Perdón - Relato
De haberme quedado esa noche en mi casa, ahora mi vida sería otra.
Caminaba inmerso en mis pensamientos, con las manos en los bolsillos sin rumbo fijo; la lluvia caía impune desde un cielo gris oscuro, cómplice de mis aterradores pensamientos.
Era otro hombre, diferente al del pasado, el de otra vida muy lejos en el tiempo. Me había convertido en un diablo, sí, un diablo con sed de venganza y sangre.
Al doblar la esquina me deslicé en la prematura noche invernal, y dejé que la ventisca y el granizo me arrastraran hacia aquel lugar, No puse resistencia a los sabios fenómenos de la naturaleza, me dejé arrastrar y fijé mi vista en aquel edificio al que la vida me empujaba.

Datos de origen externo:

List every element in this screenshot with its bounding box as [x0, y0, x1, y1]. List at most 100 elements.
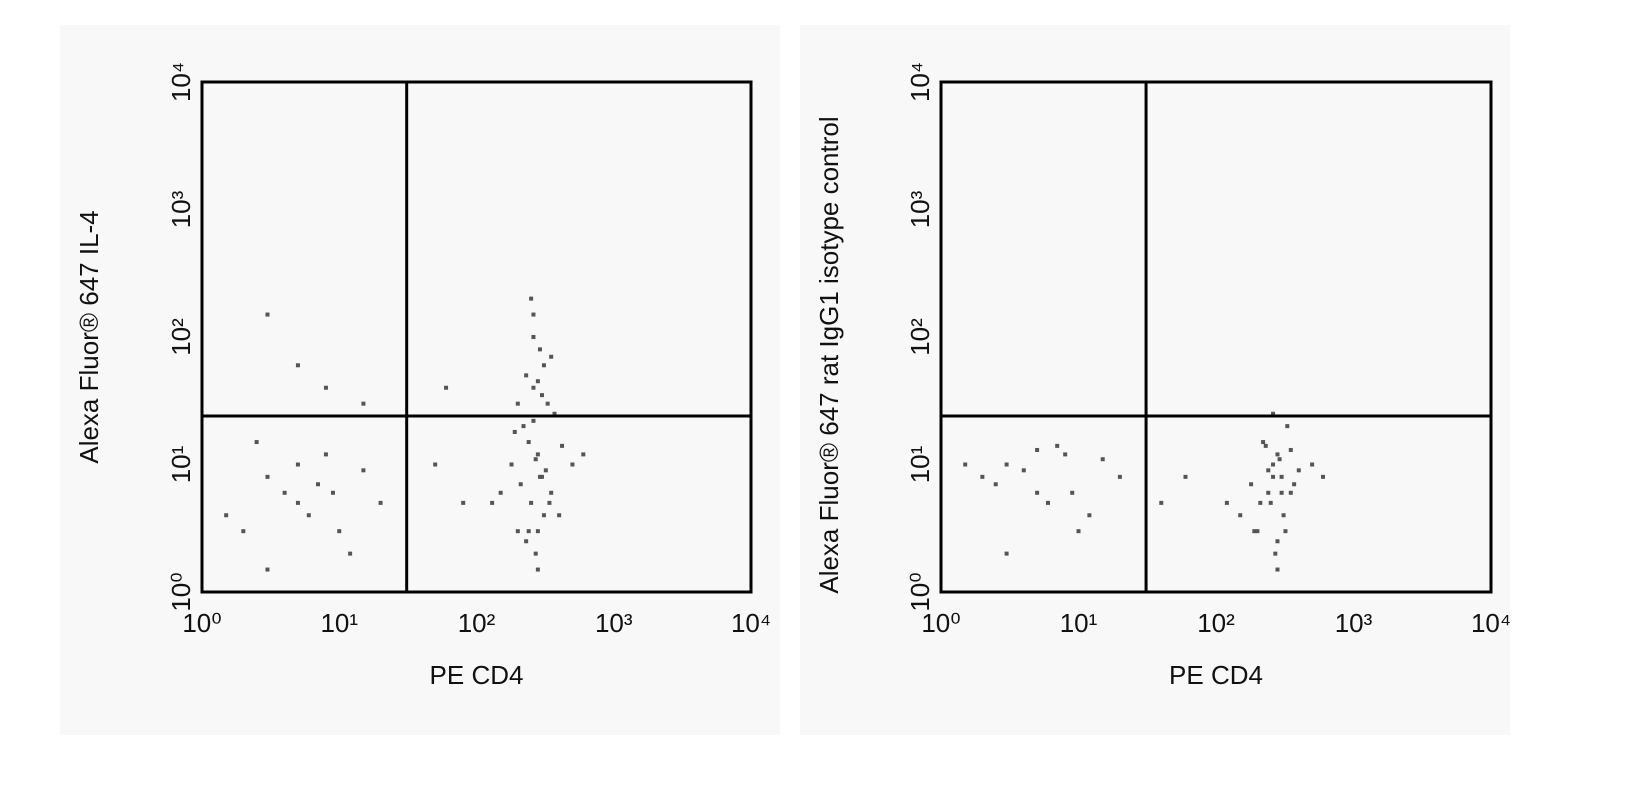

El destino y mis deseos se unieron formando un ejército. El odio se dejó saborear en mi boca, y el nervio había puesto rígido mi cuerpo, todo, de pies a cabeza.
Entré en la biblioteca, dejando huellas de agua a cada paso que daba. Subí la escalera, con lentitud, permitiendo que la voz del infausto me envolviera y penetrara en mi alma. Así, así sería más fuerte y el odio tomaría dimensiones formidables. Me estaba alimentando con esa voz, con esa presencia que ya veía a lo lejos en tanto que avanzaba. Su humanidad era inmunda, pero me atraía. Deseaba tenerlo muy cerca.
Me senté en un sillón de madera acechándolo. La camarera con timidez me dejó una taza de café cerca de mí.
Mientras él hablaba yo vacilaba si levantarme y darle un puntapié en la cabeza o tirarle a la cara el contenido de mi pocillo de café, pero recapacitándolo me dije que de promoverse un altercado allí, el que llevaría todas las de perder era yo, y cuando me disponía a marcharme contra mi voluntad porque aquel sapo humano me atraía con la inmensidad de su desparpajo, él, obsequiándome con la más graciosa sonrisa de su repertorio que dejaba al descubierto su amarilla dentadura de jumento, dijo:
–Se escapa como una rata, cricricri –chilló imitando al animal y riendo echando la cabeza hacia atrás.
De espaldas a él, esperé un nuevo ataque, pero solo escuché las risas y la burla cruel del cobarde que solo ataca cuando alguien lo ampara.
Sostuve mi posición unos instantes y sin siquiera enfrentarlo dije:
–Los ladrones nunca son felices con su botín –escuché un murmullo y pasos decididos que se acercaban.
–Y los incapaces nunca logran recuperar lo robado –gritó en mi oído.
Lo enfrenté temblando de furia, al que impunemente había plagiado mis escritos, los había ensuciado y estaba comercializando con lo más maravilloso que mi alma y mi mente durante años habían trabajado. ¡Qué daño peor se le puede infligir a una persona! Pero si es robarle el alma.
Las risas de sus secuaces inundaron el sagrado recinto donde yacían miles de obras escritas que estaban siendo testigos de una injusticia.
Mis oídos estallaron y mi mente colapsó, solo podía ver mis manos apretar con fuerza colosal el cuello de ese hombre. Ya no podía escuchar, ni ver, ni pensar, solo gozar con su asfixia, con la desesperación con la que su cuerpo se movía por no tener una gota de oxígeno. Pero una fuerza más poderosa me separó de su cuerpo casi inerte.
–Pídele perdón, pídeselo y devuélvele lo que es de él –gritó un hombre al que no podía visualizar debido a mi estado de conmoción.
Tambaleándose se acercó y poniéndose de rodillas pidió perdón llorando.
¿Dónde había quedado tanta arrogancia, dónde estaba escondida la soberbia?
Pues, solo quien tiene autoridad moral puede revertir las malas acciones, y ese era su propio padre, que al verme deambular bajo la lluvia y presumir mi camino, entendió; conocía la historia y conocía a su hijo mejor que nadie.
Con un apretón de manos me despidió y con una sabia sonrisa me consoló.
Finalmente mi libro se publicó y nunca más volvimos a vernos.